O desgaste das peças do vagão é normal e depende do tamanho do rebanho, da quantidade de feno e palha na dieta e da rotina de manutenção. No entanto, muitas propriedades negligenciam a manutenção, o que pode comprometer a mistura adequada da dieta. É essencial estabelecer um plano de revisões e manutenção de acordo com cada vagão, verificando o desgaste das roscas, facas e outras peças.

Por fim, a calibração da balança é crucial para um bom manejo alimentar. Ela garante que as quantidades e proporções dos ingredientes estejam corretas. A balança deve ser calibrada periodicamente para garantir sua precisão.

Em resumo, o manejo alimentar desempenha um papel fundamental na dieta de vacas leiteiras. É importante considerar diversos aspectos, como o tipo de vagão, o tempo de mistura, a ordem e posição de carregamento, a sobrecarga do vagão, a manutenção das peças e a calibração da balança.

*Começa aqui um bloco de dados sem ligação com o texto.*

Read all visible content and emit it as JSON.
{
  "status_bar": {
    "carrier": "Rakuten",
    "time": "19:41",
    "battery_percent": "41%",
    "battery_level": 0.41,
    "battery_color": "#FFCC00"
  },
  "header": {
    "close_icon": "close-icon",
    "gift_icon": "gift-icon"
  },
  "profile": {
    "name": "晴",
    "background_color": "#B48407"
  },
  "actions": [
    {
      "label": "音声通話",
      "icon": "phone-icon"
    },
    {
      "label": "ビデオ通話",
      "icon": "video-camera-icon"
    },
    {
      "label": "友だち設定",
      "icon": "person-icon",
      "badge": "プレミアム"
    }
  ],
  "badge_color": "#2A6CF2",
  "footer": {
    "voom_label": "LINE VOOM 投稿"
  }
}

Essas práticas garantem uma dieta homogênea, bem processada e oferecida de forma eficiente aos animais, melhorando seu desempenho e produtividade.

Este texto não reflete, necessariamente, a opinião do Jornal Do Campo

Conclusão

Em suma, o manejo alimentar é um aspecto crucial para garantir a eficiência na nutrição das vacas de leite. A oferta adequada e homogênea da dieta é fundamental para o desempenho dos animais. Neste sentido, é importante considerar o tipo de vagão misturador utilizado, o tempo de mistura, a ordem e posição de carregamento, a sobrecarga do vagão, a manutenção das peças e a calibração da balança. Todos esses pontos são essenciais para assegurar a qualidade da dieta fornecida às vacas e promover uma melhor performance dos animais.

Perguntas e Respostas

1. Qual a importância do manejo alimentar na nutrição das vacas de leite?

O manejo alimentar é fundamental para garantir a eficiência na nutrição das vacas de leite, pois influencia diretamente no desempenho e na saúde dos animais.

2. Qual a função dos vagões misturadores na oferta da dieta?

Os vagões misturadores têm o papel de misturar e distribuir os alimentos de forma homogênea, garantindo que os animais tenham acesso a uma dieta balanceada.

3. Como é possível mensurar a qualidade da mistura realizada pelo vagão?

Uma forma de mensurar a qualidade da mistura é utilizando a peneira “Penn state”, que analisa a variação da dieta nos pontos do cocho. Quanto menor for o coeficiente de variação, melhor está sendo a mistura no vagão.

4. Qual a importância da manutenção das peças do vagão?

A manutenção das peças do vagão é fundamental para garantir um bom funcionamento da máquina e evitar problemas na mistura da dieta. O desgaste das peças pode comprometer a qualidade da mistura e afetar o desempenho dos animais.

5. Por que a calibração da balança é tão importante?

A calibração da balança é importante para garantir que as quantidades e proporções dos ingredientes estejam corretas na dieta oferecida às vacas. Uma balança descalibrada pode levar a erros na formulação da dieta e prejudicar a nutrição dos animais.